Un caso di vaiolo delle scimmie (monkeypox in inglese) è stato individuato nel Regno Unito. L’Agenzia per la sicurezza sanitaria del Regno Unito, Ukhsa, l’ha diagnosticato in un viaggiatore che stava tornando dall’Africa, e più precisamente dalla Nigeria.

Sembra che il paziente abbia contratto il virus mortale proprio nel Paese africano. Secondo il quotidiano britannico Daily Mail, che ha reso pubblica la notizia, il paziente si trova in questo momento in isolamento a Londra, presso l’unità di malattie infettive del Guy’s and St Thomas’ Nhs Foundation Trust.

Si tratta del settimo caso nel Regno Unito ed è anche, per ora, l’unico registrato nel 2022. Nel 2021, invece, sono stati due i casi, entrambi nel Galles del Nord.

Il vaiolo delle scimmie è una rara malattia infettiva virale presente per lo più in località rurali di Paesi tropicali dell’Africa centrale e occidentale, che può manifestarsi con una sintomatologia simile a quella del vaiolo umano.

Insorge circa 12 giorni dopo l’esposizione con malessere generale (febbre, mal di testa, dolori muscolari) e linfadenopatia, e in genere dura da due a quattro settimane.

Compare, dopo 1-3 giorni dalla febbre iniziale, una eruzione cutanea (vescicola che evolve in genere in papulo-pustola, poi forma una crosta e cade).

Eruzione che compare generalmente prima sul volto. Poi ne possono comparire altre. La mortalità In Africa è di circa il 10% (quella del Variola maior, la forma grave del vaiolo, è tre volte più alta).

Il virus viene chiamato vaiolo delle scimmie perché fu scoperto nel 1958 in primati da laboratorio. In seguito, studi in Africa hanno riscontrato evidenze virologiche dell’infezione in scoiattoli, che si ritiene svolgano un ruolo importante come ospiti naturali della malattia.
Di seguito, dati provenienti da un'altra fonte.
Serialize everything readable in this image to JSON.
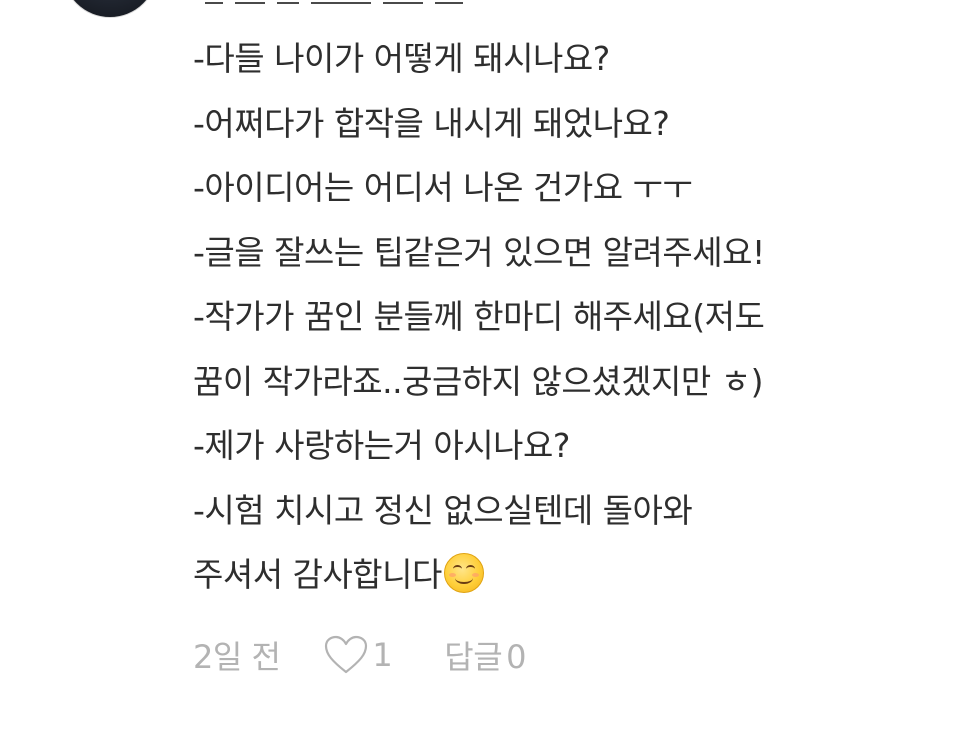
{
  "comment": {
    "lines": [
      "-다들 나이가 어떻게 돼시나요?",
      "-어쩌다가 합작을 내시게 돼었나요?",
      "-아이디어는 어디서 나온 건가요 ㅜㅜ",
      "-글을 잘쓰는 팁같은거 있으면 알려주세요!",
      "-작가가 꿈인 분들께 한마디 해주세요(저도",
      "꿈이 작가라죠..궁금하지 않으셨겠지만 ㅎ)",
      "-제가 사랑하는거 아시나요?",
      "-시험 치시고 정신 없으실텐데 돌아와",
      "주셔서 감사합니다"
    ],
    "emoji": "smiling-face-icon"
  },
  "meta": {
    "time": "2일 전",
    "like_count": "1",
    "reply_label": "답글",
    "reply_count": "0"
  },
  "colors": {
    "text": "#2e2e2e",
    "meta": "#b3b3b3"
  }
}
Studi di laboratorio hanno inoltre dimostrato che l’infezione da vaiolo delle scimmie può verificarsi anche in ratti, topi e conigli. Questa rara infezione virale può uccidere 1 persona su 10 ed è trasmissibile tra esseri umani.

Colin Brown, direttore del dipartimento delle infezioni cliniche ed emergenti, Ukhsa, ha però tenuto a precisare: “Non si diffonde facilmente tra le persone e il rischio per la popolazione in generale è molto basso”.